Crane went on to have a 38-year career at the CCCC, including 20 years as general manager before leaving the post in 2014.

"I owe an immense debt to Thaxter for giving a street kid off the East Side of Bangor the opportunity to have the career of a lifetime," Crane said. "Unfortunately not everybody has a Thaxter Trafton in their life to open that door for you."

Trafton helped forge a similar career path for Pate, whom he hired in 1978 at age 21 after Pate graduated from UMaine.

"I was preparing to go to Boston for a marketing position, and Thaxter said to me, 'You ought to stick around here and get a little experience under your belt,'" Pate said.

Trafton hired Pate, who eventually replaced his boss as Bass Park director after Trafton left in 1980 to run the Arizona State Fair and Veterans Coliseum, then home of the NBA's Phoenix Suns.

Trafton moved up the sports management ladder in 1985 as president of the Cleveland Cavaliers, a job he held for four years.

"He liked all of his jobs, but I think that was the ultimate one for him," Pate said.

Trafton went on to manage the Santa Monica Pier in California and nearly 100 annual festivals in Greater Los Angeles as president and CEO of Trafton & Associates from 1990 to 1995.

Then it was back to sports, first as president of the fledgling International Basketball League for five years and then one year as chief administrative officer of the Oakland-Alameda County Coliseum Authority, which remains the home of Major League Baseball's Oakland Athletics.

Trafton returned to Maine in 2003 and began an eight-year stay with the state Department of Economic and Community Development that included appointments as director of business development and deputy commissioner before he served as DECD commissioner in Gov. John Baldacci's Cabinet from late 2009 until the end of his term in 2011.

"When he was with the Department of Economic and Community Development he wanted great things for the state of Maine," Tremble said. "He always thought big."

Trafton more recently served as executive director of the Maine Sports Hall of Fame, an association to which he was inducted in 2003. He also is a member of the Husson Sports Hall of Fame (2003), New England Basketball Hall of Fame (2006), MCI Athletic Hall of Fame (2013), and Maine Basketball Hall of Fame (2018).

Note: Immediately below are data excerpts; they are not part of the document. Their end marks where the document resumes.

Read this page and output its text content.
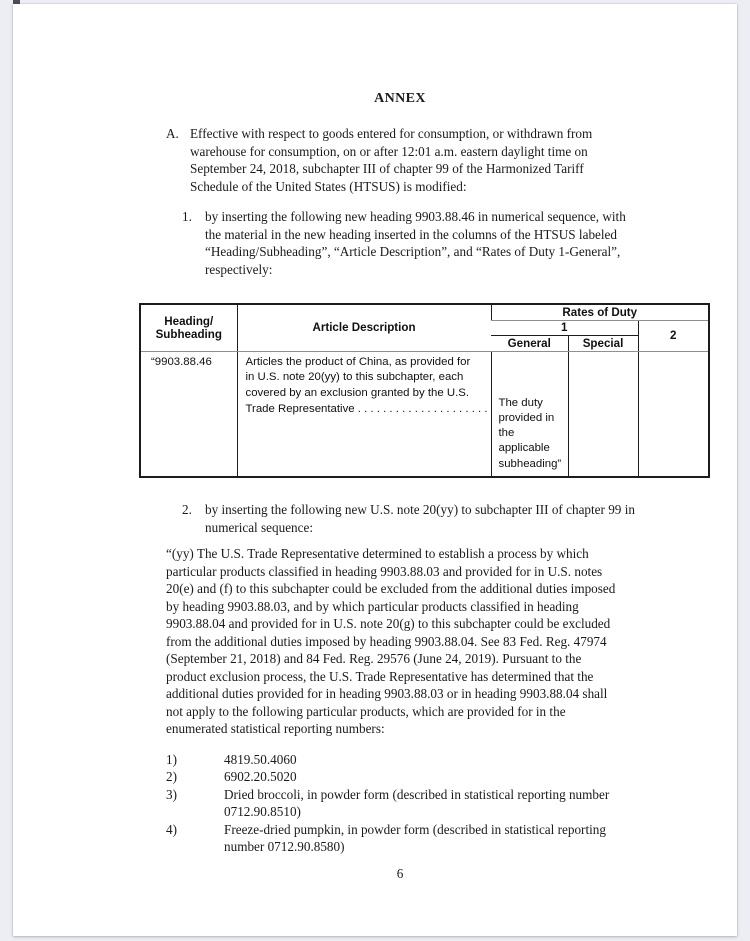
ANNEX
A. Effective with respect to goods entered for consumption, or withdrawn from
warehouse for consumption, on or after 12:01 a.m. eastern daylight time on
September 24, 2018, subchapter III of chapter 99 of the Harmonized Tariff
Schedule of the United States (HTSUS) is modified:
1. by inserting the following new heading 9903.88.46 in numerical sequence, with
the material in the new heading inserted in the columns of the HTSUS labeled
“Heading/Subheading”, “Article Description”, and “Rates of Duty 1-General”,
respectively:
Heading/
Subheading	Article Description	Rates of Duty		
		1		2
		General	Special	
“9903.88.46	Articles the product of China, as provided for
in U.S. note 20(yy) to this subchapter, each
covered by an exclusion granted by the U.S.
Trade Representative . . . . . . . . . . . . . . . . . . . . .	The duty
provided in
the
applicable
subheading”		
2. by inserting the following new U.S. note 20(yy) to subchapter III of chapter 99 in
numerical sequence:
“(yy) The U.S. Trade Representative determined to establish a process by which
particular products classified in heading 9903.88.03 and provided for in U.S. notes
20(e) and (f) to this subchapter could be excluded from the additional duties imposed
by heading 9903.88.03, and by which particular products classified in heading
9903.88.04 and provided for in U.S. note 20(g) to this subchapter could be excluded
from the additional duties imposed by heading 9903.88.04. See 83 Fed. Reg. 47974
(September 21, 2018) and 84 Fed. Reg. 29576 (June 24, 2019). Pursuant to the
product exclusion process, the U.S. Trade Representative has determined that the
additional duties provided for in heading 9903.88.03 or in heading 9903.88.04 shall
not apply to the following particular products, which are provided for in the
enumerated statistical reporting numbers:
1)	4819.50.4060
2)	6902.20.5020
3)	Dried broccoli, in powder form (described in statistical reporting number
0712.90.8510)
4)	Freeze-dried pumpkin, in powder form (described in statistical reporting
number 0712.90.8580)
6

"One of my friends said to me [Sunday], 'What are we going to do without the coach?' and that's how he was," Pate said. "In fact, he named his dog Coach. He was a coaching-type of leader and a consummate sports guy, especially professional sports but really at any level.

"He nurtured all of the people who worked under his tutelage and beyond with just the way he carried himself throughout his life."

Correction: An earlier version of this story misspelled former Gov. John Baldacci's name. This article has been updated to reflect the correct spelling.